Applied Math, Biophysics & Computational Neuroscience
Department of Mathematical Sciences
New Jersey Institute of Technology
October 6, 2015
Modeling cell calcium dynamics on fine spatio-temporal scales: comparison of deterministic and stochastic approaches, and novel steady-state approximations
Calcium is known to control a vast array of crucial physiological processes, from gene transcription to programmed cell death. In the case of synaptic or endocrine secretory vesicle release and myocyte contraction, highly localized “nano-domains” of calcium produced by the opening of a few membrane calcium channels lead to physiologically measurable response. However, spatio-temporal resolution of optical calcium imaging techniques is insufficient to measure calcium concentration on the spatio-temporal scales needed for a full understanding of these processes. As a result, there has been sustained interest in mathematical and computational modeling of calcium dynamics underlying neurotransmitter and hormone release, myocyte contraction and other fast calcium-controlled cell mechanisms. Apart from important biological questions addressed by computational modeling of calcium diffusion and its interaction with buffers and other calcium-binding substances, there are several interesting mathematical challenges and questions relevant to such work.

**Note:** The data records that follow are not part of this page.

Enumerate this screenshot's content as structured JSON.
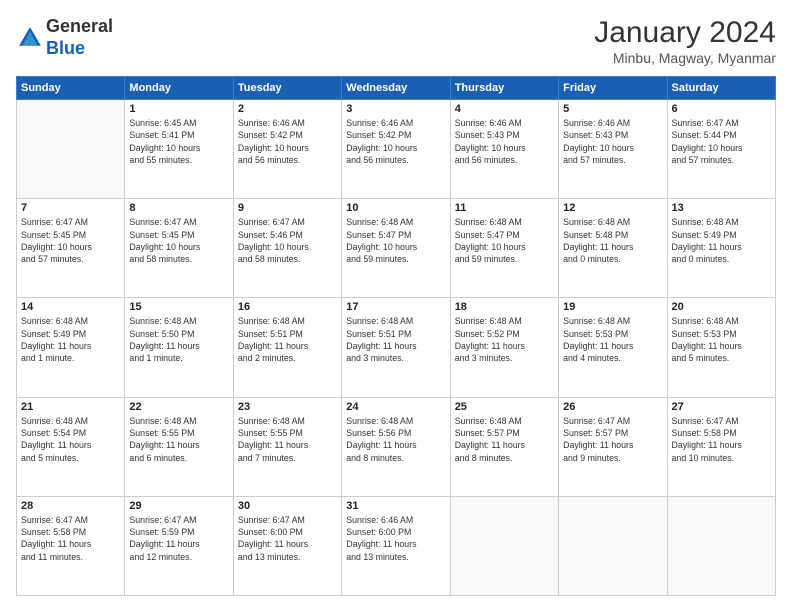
{
  "logo": {
    "line1": "General",
    "line2": "Blue"
  },
  "title": "January 2024",
  "location": "Minbu, Magway, Myanmar",
  "days_header": [
    "Sunday",
    "Monday",
    "Tuesday",
    "Wednesday",
    "Thursday",
    "Friday",
    "Saturday"
  ],
  "weeks": [
    [
      {
        "day": "",
        "info": ""
      },
      {
        "day": "1",
        "info": "Sunrise: 6:45 AM\nSunset: 5:41 PM\nDaylight: 10 hours\nand 55 minutes."
      },
      {
        "day": "2",
        "info": "Sunrise: 6:46 AM\nSunset: 5:42 PM\nDaylight: 10 hours\nand 56 minutes."
      },
      {
        "day": "3",
        "info": "Sunrise: 6:46 AM\nSunset: 5:42 PM\nDaylight: 10 hours\nand 56 minutes."
      },
      {
        "day": "4",
        "info": "Sunrise: 6:46 AM\nSunset: 5:43 PM\nDaylight: 10 hours\nand 56 minutes."
      },
      {
        "day": "5",
        "info": "Sunrise: 6:46 AM\nSunset: 5:43 PM\nDaylight: 10 hours\nand 57 minutes."
      },
      {
        "day": "6",
        "info": "Sunrise: 6:47 AM\nSunset: 5:44 PM\nDaylight: 10 hours\nand 57 minutes."
      }
    ],
    [
      {
        "day": "7",
        "info": "Sunrise: 6:47 AM\nSunset: 5:45 PM\nDaylight: 10 hours\nand 57 minutes."
      },
      {
        "day": "8",
        "info": "Sunrise: 6:47 AM\nSunset: 5:45 PM\nDaylight: 10 hours\nand 58 minutes."
      },
      {
        "day": "9",
        "info": "Sunrise: 6:47 AM\nSunset: 5:46 PM\nDaylight: 10 hours\nand 58 minutes."
      },
      {
        "day": "10",
        "info": "Sunrise: 6:48 AM\nSunset: 5:47 PM\nDaylight: 10 hours\nand 59 minutes."
      },
      {
        "day": "11",
        "info": "Sunrise: 6:48 AM\nSunset: 5:47 PM\nDaylight: 10 hours\nand 59 minutes."
      },
      {
        "day": "12",
        "info": "Sunrise: 6:48 AM\nSunset: 5:48 PM\nDaylight: 11 hours\nand 0 minutes."
      },
      {
        "day": "13",
        "info": "Sunrise: 6:48 AM\nSunset: 5:49 PM\nDaylight: 11 hours\nand 0 minutes."
      }
    ],
    [
      {
        "day": "14",
        "info": "Sunrise: 6:48 AM\nSunset: 5:49 PM\nDaylight: 11 hours\nand 1 minute."
      },
      {
        "day": "15",
        "info": "Sunrise: 6:48 AM\nSunset: 5:50 PM\nDaylight: 11 hours\nand 1 minute."
      },
      {
        "day": "16",
        "info": "Sunrise: 6:48 AM\nSunset: 5:51 PM\nDaylight: 11 hours\nand 2 minutes."
      },
      {
        "day": "17",
        "info": "Sunrise: 6:48 AM\nSunset: 5:51 PM\nDaylight: 11 hours\nand 3 minutes."
      },
      {
        "day": "18",
        "info": "Sunrise: 6:48 AM\nSunset: 5:52 PM\nDaylight: 11 hours\nand 3 minutes."
      },
      {
        "day": "19",
        "info": "Sunrise: 6:48 AM\nSunset: 5:53 PM\nDaylight: 11 hours\nand 4 minutes."
      },
      {
        "day": "20",
        "info": "Sunrise: 6:48 AM\nSunset: 5:53 PM\nDaylight: 11 hours\nand 5 minutes."
      }
    ],
    [
      {
        "day": "21",
        "info": "Sunrise: 6:48 AM\nSunset: 5:54 PM\nDaylight: 11 hours\nand 5 minutes."
      },
      {
        "day": "22",
        "info": "Sunrise: 6:48 AM\nSunset: 5:55 PM\nDaylight: 11 hours\nand 6 minutes."
      },
      {
        "day": "23",
        "info": "Sunrise: 6:48 AM\nSunset: 5:55 PM\nDaylight: 11 hours\nand 7 minutes."
      },
      {
        "day": "24",
        "info": "Sunrise: 6:48 AM\nSunset: 5:56 PM\nDaylight: 11 hours\nand 8 minutes."
      },
      {
        "day": "25",
        "info": "Sunrise: 6:48 AM\nSunset: 5:57 PM\nDaylight: 11 hours\nand 8 minutes."
      },
      {
        "day": "26",
        "info": "Sunrise: 6:47 AM\nSunset: 5:57 PM\nDaylight: 11 hours\nand 9 minutes."
      },
      {
        "day": "27",
        "info": "Sunrise: 6:47 AM\nSunset: 5:58 PM\nDaylight: 11 hours\nand 10 minutes."
      }
    ],
    [
      {
        "day": "28",
        "info": "Sunrise: 6:47 AM\nSunset: 5:58 PM\nDaylight: 11 hours\nand 11 minutes."
      },
      {
        "day": "29",
        "info": "Sunrise: 6:47 AM\nSunset: 5:59 PM\nDaylight: 11 hours\nand 12 minutes."
      },
      {
        "day": "30",
        "info": "Sunrise: 6:47 AM\nSunset: 6:00 PM\nDaylight: 11 hours\nand 13 minutes."
      },
      {
        "day": "31",
        "info": "Sunrise: 6:46 AM\nSunset: 6:00 PM\nDaylight: 11 hours\nand 13 minutes."
      },
      {
        "day": "",
        "info": ""
      },
      {
        "day": "",
        "info": ""
      },
      {
        "day": "",
        "info": ""
      }
    ]
  ]
}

Here we will discuss two different mathematical problems arising in the modeling of localized calcium dynamics: (1) quantitative comparison between solutions of continuous deterministic reaction-diffusion equations describing buffered calcium diffusion and binding on the one hand, and trial-averaged stochastic Monte-Carlo simulations of these processes on the other hand, and (2) developing efficient equilibrium approximations for calcium concentration near a single calcium source, which have more uniform applicability with respect to the relevant diffusion and buffering parameters as compared to existing asymptotic approximations such as the Rapid Buffering or the Excess Buffer approximations.